Poor Luna Rossa are in the grim position of already knowing that their single AC72 is definitely slower than Emirates Team New Zealand’s second boat (drastic changes planned to the Italian challenger will improve the situation but are unlikely to change the outcome).

Sweden’s Artemis also have a bit on. They are currently switching their entire design and build programme from foil-assisted displacement sailing to a foiling configuration ­ a giant undertaking which will be well executed but stacks the odds against the talented group of sailors assembled by team owner Torbjorn Tornqvist.

Fast-forward and Sir Russell Coutts may claim that he does not expect to be racing his former Cup team ETNZ in the America’s Cup this summer but he is struggling to raise much of a backing chorus from among those in the know.

This will still be a fascinating few months however. Although Emirates have been making the running thus far, it is clear that the Larry Ellison show is back on the road and still has time on its side. While the three wannabe Cup challengers knock six bells out of each other in the mid-summer heavy airs of the Louis Vuitton Cup, Oracle Racing will be carefully studying the long range forecast for September’s lighter winds and quietly refining their second boat to suit, a luxury not afforded their eventual challenger.

It is entirely possible we will see two quite different design interpretations line up for the first Cup race on 7 September. There also remains scope for Emirates to attempt a ‘Stars & Stripes’ assault, hoping that a boat designed for the Match proves (just) fast enough to survive the Louis Vuitton Cup. Just as Dennis Conner so brilliantly pulled off in Fremantle back in 1987, with his powerful, high prismatic 12 Metre coming achingly close to elimination before going on to wipe the floor with Iain Murray’s Kookaburra in the Cup.

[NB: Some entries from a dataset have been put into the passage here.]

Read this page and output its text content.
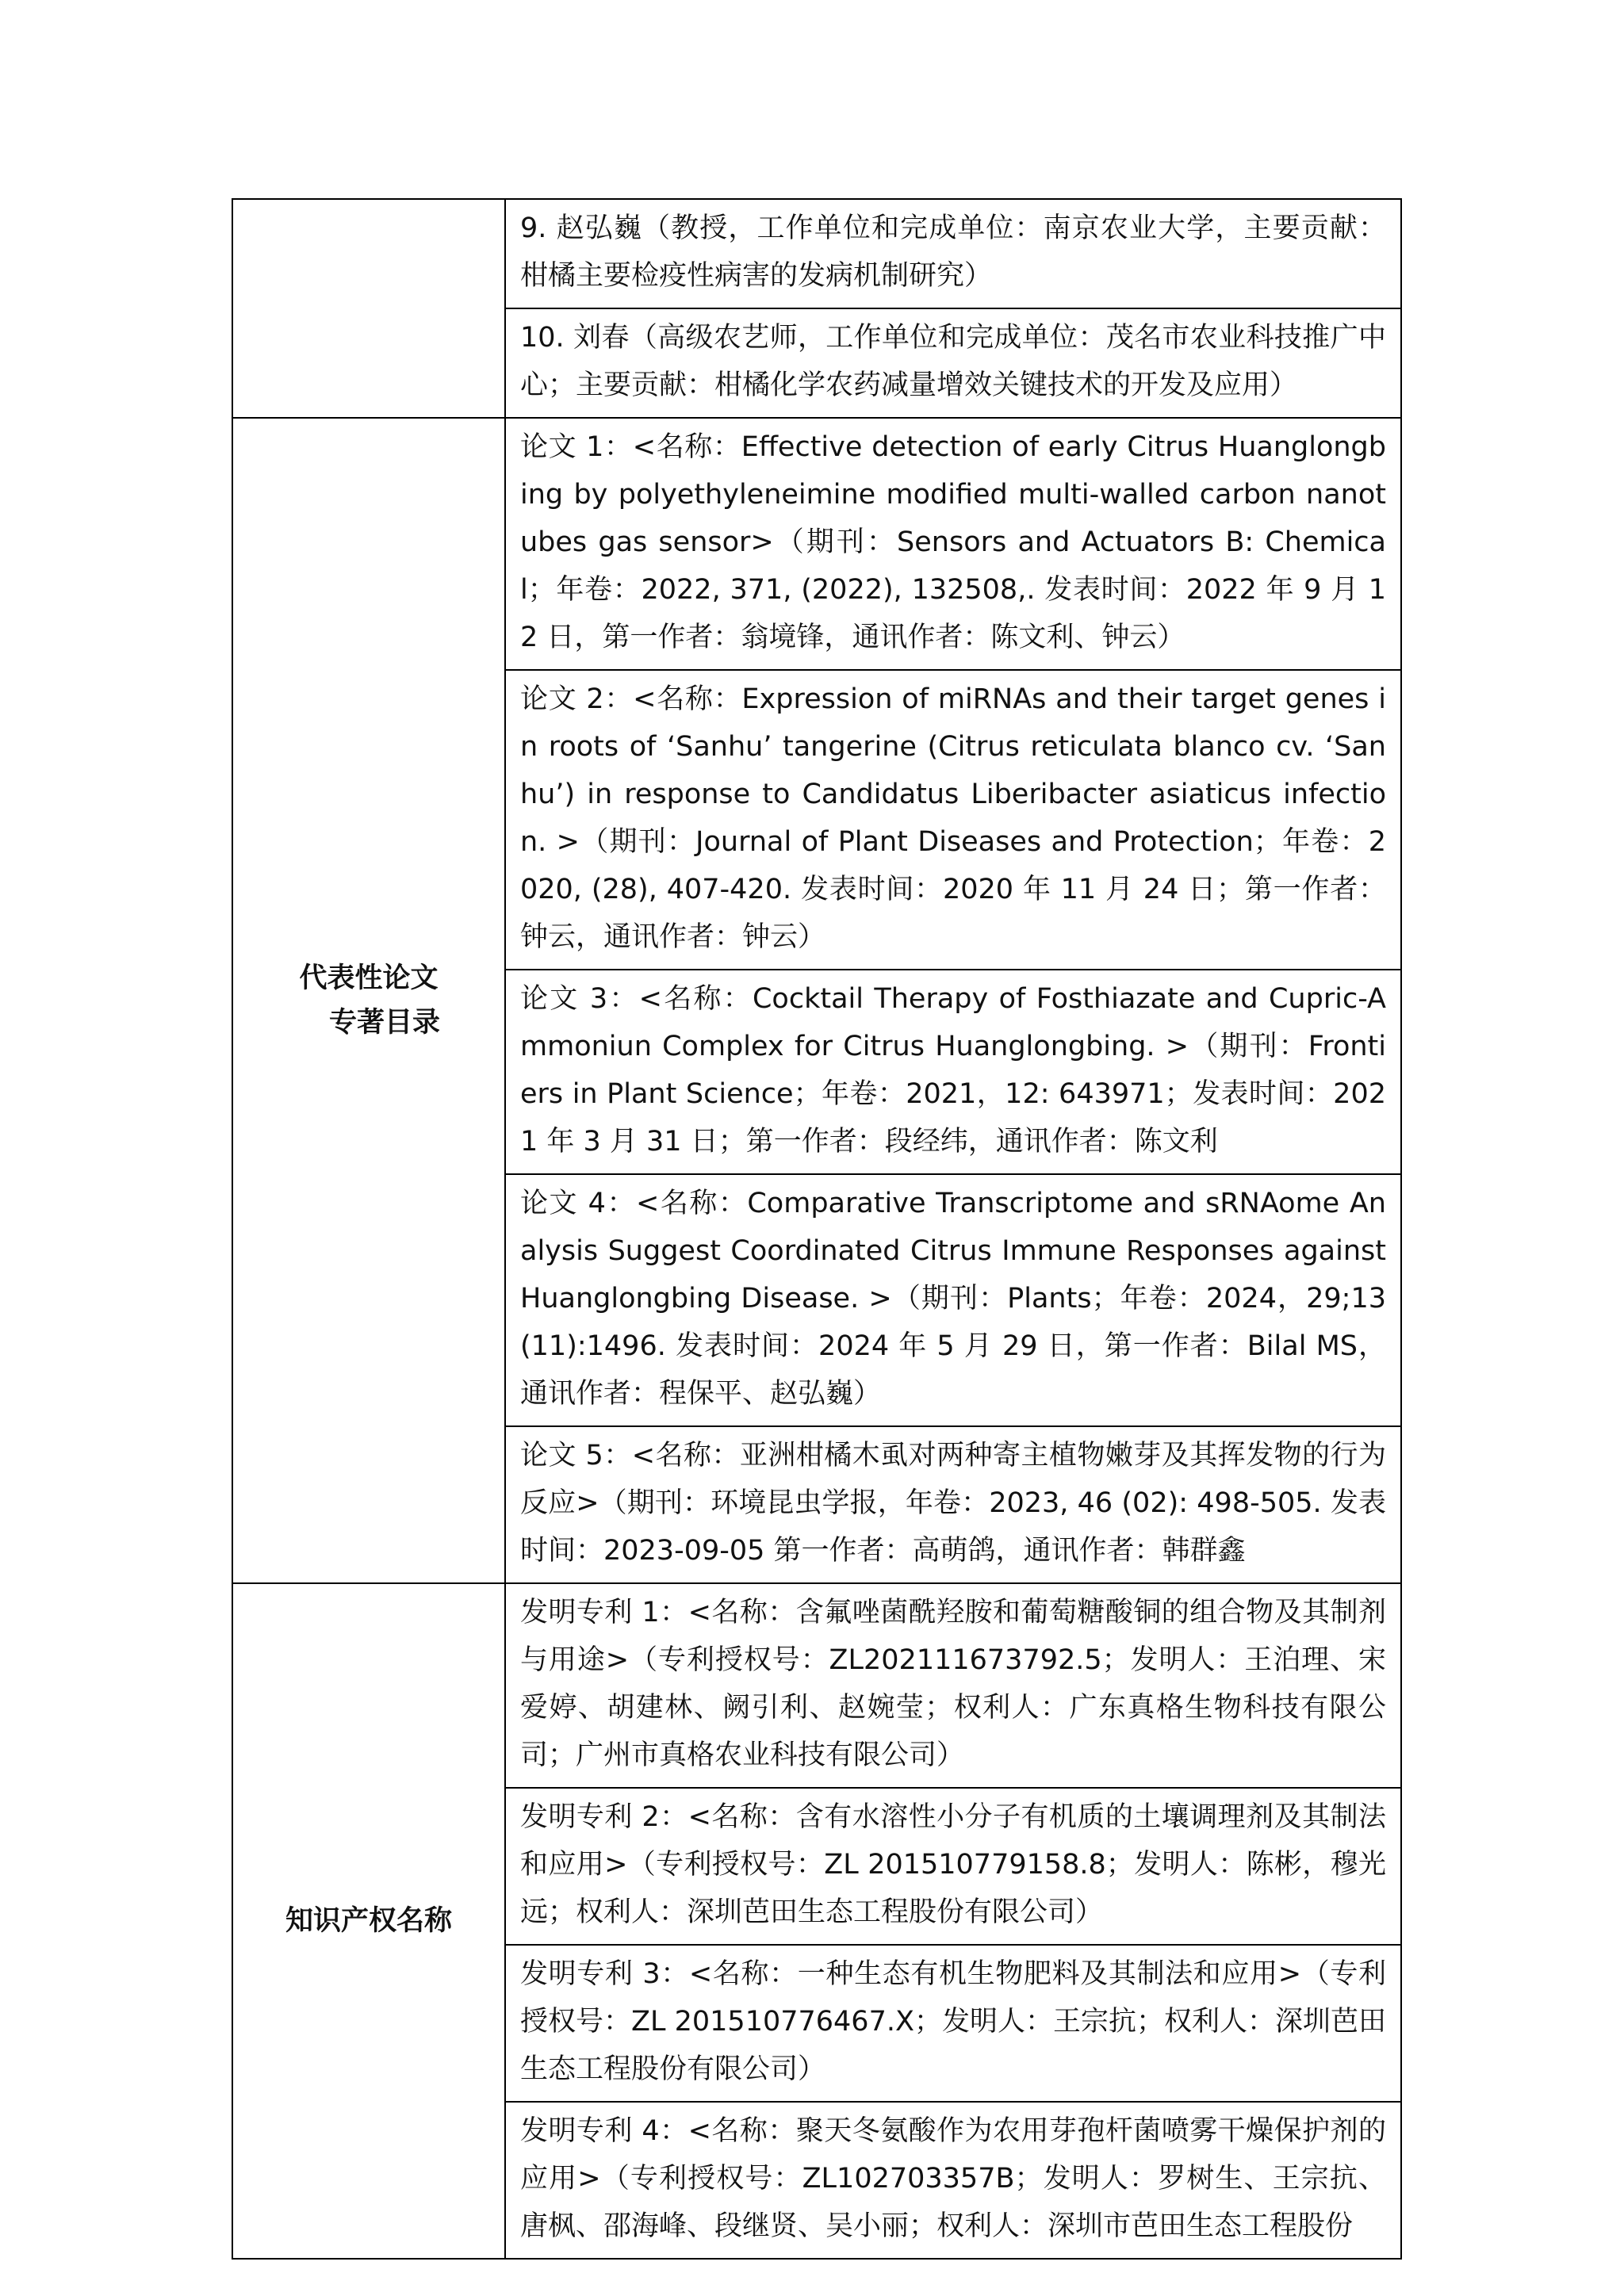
	9. 赵弘巍（教授，工作单位和完成单位：南京农业大学，主要贡献：柑橘主要检疫性病害的发病机制研究）
	10. 刘春（高级农艺师，工作单位和完成单位：茂名市农业科技推广中心；主要贡献：柑橘化学农药减量增效关键技术的开发及应用）

代表性论文
专著目录	论文 1：<名称：Effective detection of early Citrus Huanglongbing by polyethyleneimine modified multi-walled carbon nanotubes gas sensor>（期刊：Sensors and Actuators B: Chemical；年卷：2022, 371, (2022), 132508,. 发表时间：2022 年 9 月 12 日，第一作者：翁境锋，通讯作者：陈文利、钟云）
	论文 2：<名称：Expression of miRNAs and their target genes in roots of ‘Sanhu’ tangerine (Citrus reticulata blanco cv. ‘Sanhu’) in response to Candidatus Liberibacter asiaticus infection. >（期刊：Journal of Plant Diseases and Protection；年卷：2020, (28), 407-420. 发表时间：2020 年 11 月 24 日；第一作者：钟云，通讯作者：钟云）
	论文 3：<名称：Cocktail Therapy of Fosthiazate and Cupric-Ammoniun Complex for Citrus Huanglongbing. >（期刊：Frontiers in Plant Science；年卷：2021，12: 643971；发表时间：2021 年 3 月 31 日；第一作者：段经纬，通讯作者：陈文利
	论文 4：<名称：Comparative Transcriptome and sRNAome Analysis Suggest Coordinated Citrus Immune Responses against Huanglongbing Disease. >（期刊：Plants；年卷：2024，29;13(11):1496. 发表时间：2024 年 5 月 29 日，第一作者：Bilal MS，通讯作者：程保平、赵弘巍）
	论文 5：<名称：亚洲柑橘木虱对两种寄主植物嫩芽及其挥发物的行为反应>（期刊：环境昆虫学报，年卷：2023, 46 (02): 498-505. 发表时间：2023-09-05 第一作者：高萌鸽，通讯作者：韩群鑫

知识产权名称	发明专利 1：<名称：含氟唑菌酰羟胺和葡萄糖酸铜的组合物及其制剂与用途>（专利授权号：ZL202111673792.5；发明人：王泊理、宋爱婷、胡建林、阙引利、赵婉莹；权利人：广东真格生物科技有限公司；广州市真格农业科技有限公司）
	发明专利 2：<名称：含有水溶性小分子有机质的土壤调理剂及其制法和应用>（专利授权号：ZL 201510779158.8；发明人：陈彬，穆光远；权利人：深圳芭田生态工程股份有限公司）
	发明专利 3：<名称：一种生态有机生物肥料及其制法和应用>（专利授权号：ZL 201510776467.X；发明人：王宗抗；权利人：深圳芭田生态工程股份有限公司）
	发明专利 4：<名称：聚天冬氨酸作为农用芽孢杆菌喷雾干燥保护剂的应用>（专利授权号：ZL102703357B；发明人：罗树生、王宗抗、唐枫、邵海峰、段继贤、吴小丽；权利人：深圳市芭田生态工程股份
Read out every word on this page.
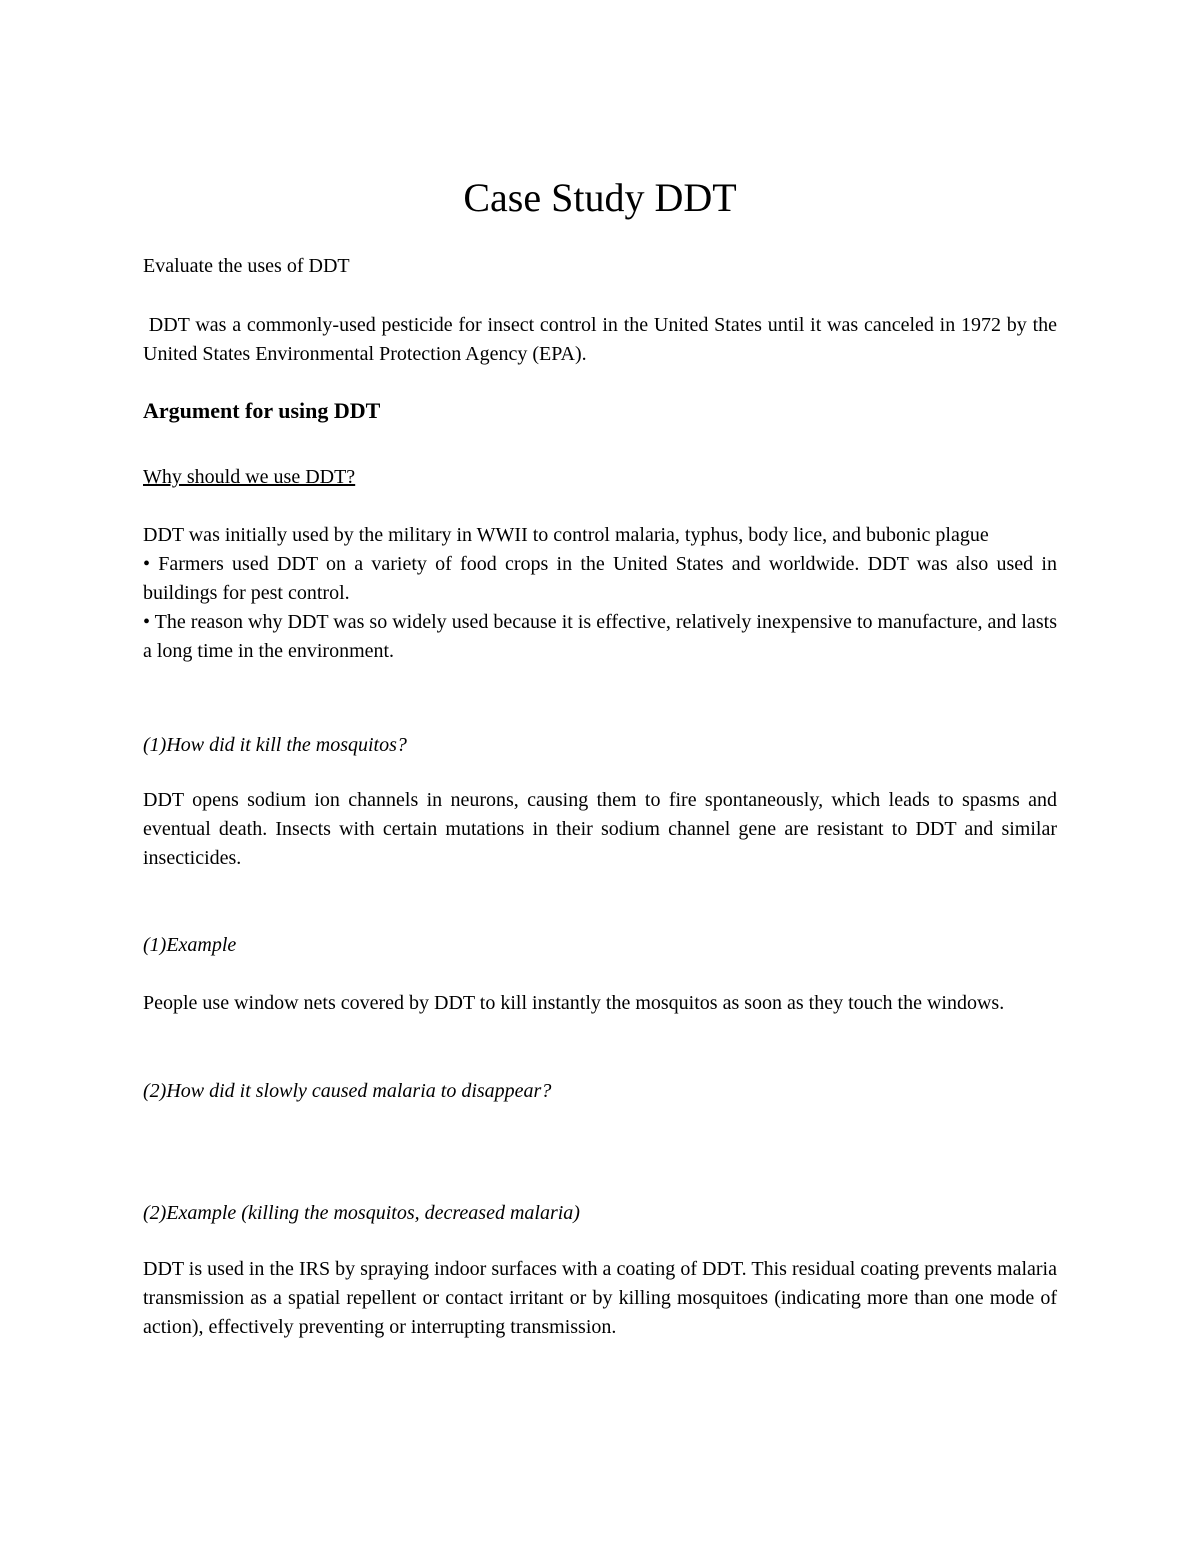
Case Study DDT

Evaluate the uses of DDT

DDT was a commonly-used pesticide for insect control in the United States until it was canceled in 1972 by the United States Environmental Protection Agency (EPA).

Argument for using DDT

Why should we use DDT?

DDT was initially used by the military in WWII to control malaria, typhus, body lice, and bubonic plague

• Farmers used DDT on a variety of food crops in the United States and worldwide. DDT was also used in buildings for pest control.

• The reason why DDT was so widely used because it is effective, relatively inexpensive to manufacture, and lasts a long time in the environment.

(1)How did it kill the mosquitos?

DDT opens sodium ion channels in neurons, causing them to fire spontaneously, which leads to spasms and eventual death. Insects with certain mutations in their sodium channel gene are resistant to DDT and similar insecticides.

(1)Example

People use window nets covered by DDT to kill instantly the mosquitos as soon as they touch the windows.

(2)How did it slowly caused malaria to disappear?

(2)Example (killing the mosquitos, decreased malaria)

DDT is used in the IRS by spraying indoor surfaces with a coating of DDT. This residual coating prevents malaria transmission as a spatial repellent or contact irritant or by killing mosquitoes (indicating more than one mode of action), effectively preventing or interrupting transmission.
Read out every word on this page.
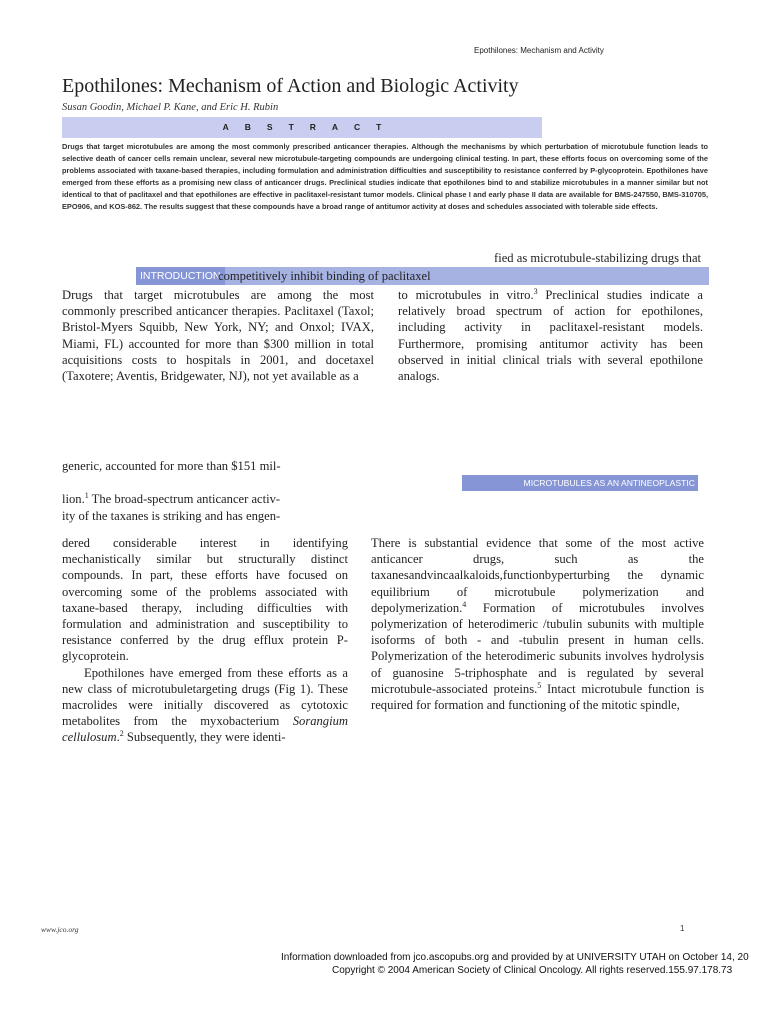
Epothilones: Mechanism and Activity
Epothilones: Mechanism of Action and Biologic Activity
Susan Goodin, Michael P. Kane, and Eric H. Rubin
ABSTRACT

Drugs that target microtubules are among the most commonly prescribed anticancer therapies. Although the mechanisms by which perturbation of microtubule function leads to selective death of cancer cells remain unclear, several new microtubule-targeting compounds are undergoing clinical testing. In part, these efforts focus on overcoming some of the problems associated with taxane-based therapies, including formulation and administration difficulties and susceptibility to resistance conferred by P-glycoprotein. Epothilones have emerged from these efforts as a promising new class of anticancer drugs. Preclinical studies indicate that epothilones bind to and stabilize microtubules in a manner similar but not identical to that of paclitaxel and that epothilones are effective in paclitaxel-resistant tumor models. Clinical phase I and early phase II data are available for BMS-247550, BMS-310705, EPO906, and KOS-862. The results suggest that these compounds have a broad range of antitumor activity at doses and schedules associated with tolerable side effects.

fied as microtubule-stabilizing drugs that
INTRODUCTION
competitively inhibit binding of paclitaxel

Drugs that target microtubules are among the most commonly prescribed anticancer therapies. Paclitaxel (Taxol; Bristol-Myers Squibb, New York, NY; and Onxol; IVAX, Miami, FL) accounted for more than $300 million in total acquisitions costs to hospitals in 2001, and docetaxel (Taxotere; Aventis, Bridgewater, NJ), not yet available as a

to microtubules in vitro.$^3$ Preclinical studies indicate a relatively broad spectrum of action for epothilones, including activity in paclitaxel-resistant models. Furthermore, promising antitumor activity has been observed in initial clinical trials with several epothilone analogs.

generic, accounted for more than $151 mil-
MICROTUBULES AS AN ANTINEOPLASTIC
lion.$^1$ The broad-spectrum anticancer activ-
ity of the taxanes is striking and has engen-

dered considerable interest in identifying mechanistically similar but structurally distinct compounds. In part, these efforts have focused on overcoming some of the problems associated with taxane-based therapy, including difficulties with formulation and administration and susceptibility to resistance conferred by the drug efflux protein P-glycoprotein.

Epothilones have emerged from these efforts as a new class of microtubuletargeting drugs (Fig 1). These macrolides were initially discovered as cytotoxic metabolites from the myxobacterium Sorangium cellulosum.$^2$ Subsequently, they were identi-

There is substantial evidence that some of the most active anticancer drugs, such as the taxanesandvincaalkaloids,functionbyperturbing the dynamic equilibrium of microtubule polymerization and depolymerization.$^4$ Formation of microtubules involves polymerization of heterodimeric /tubulin subunits with multiple isoforms of both - and -tubulin present in human cells. Polymerization of the heterodimeric subunits involves hydrolysis of guanosine 5-triphosphate and is regulated by several microtubule-associated proteins.$^5$ Intact microtubule function is required for formation and functioning of the mitotic spindle,

www.jco.org	1
Information downloaded from jco.ascopubs.org and provided by at UNIVERSITY UTAH on October 14, 20
Copyright © 2004 American Society of Clinical Oncology. All rights reserved.155.97.178.73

The Oracle squad need take no such risks. In fact it is notable that since relaunching USA 17, Jimmy Spithill’s crew have been sailing in generally lighter conditions than have Grant Dalton’s determined boys down in Auckland. Coincidence or deliberate planning. I’d take the latter any day.

So three billionaires and some well-backed, hungry Kiwis will fight it out this summer. The 34th America’s Cup, talked up so much as promising a broader, more egalitarian contest than ever before, has ended up a near-identical reflection of the great and utterly elitist J Class America’s Cup matches of the 1930s.

And meanwhile, much-maligned two-time Cup winner Ernesto Bertarelli, who orchestrated the most successful America’s Cup of all time in Valencia in 2007, is hopefully at home in his Swiss lair thoroughly enjoying the irony.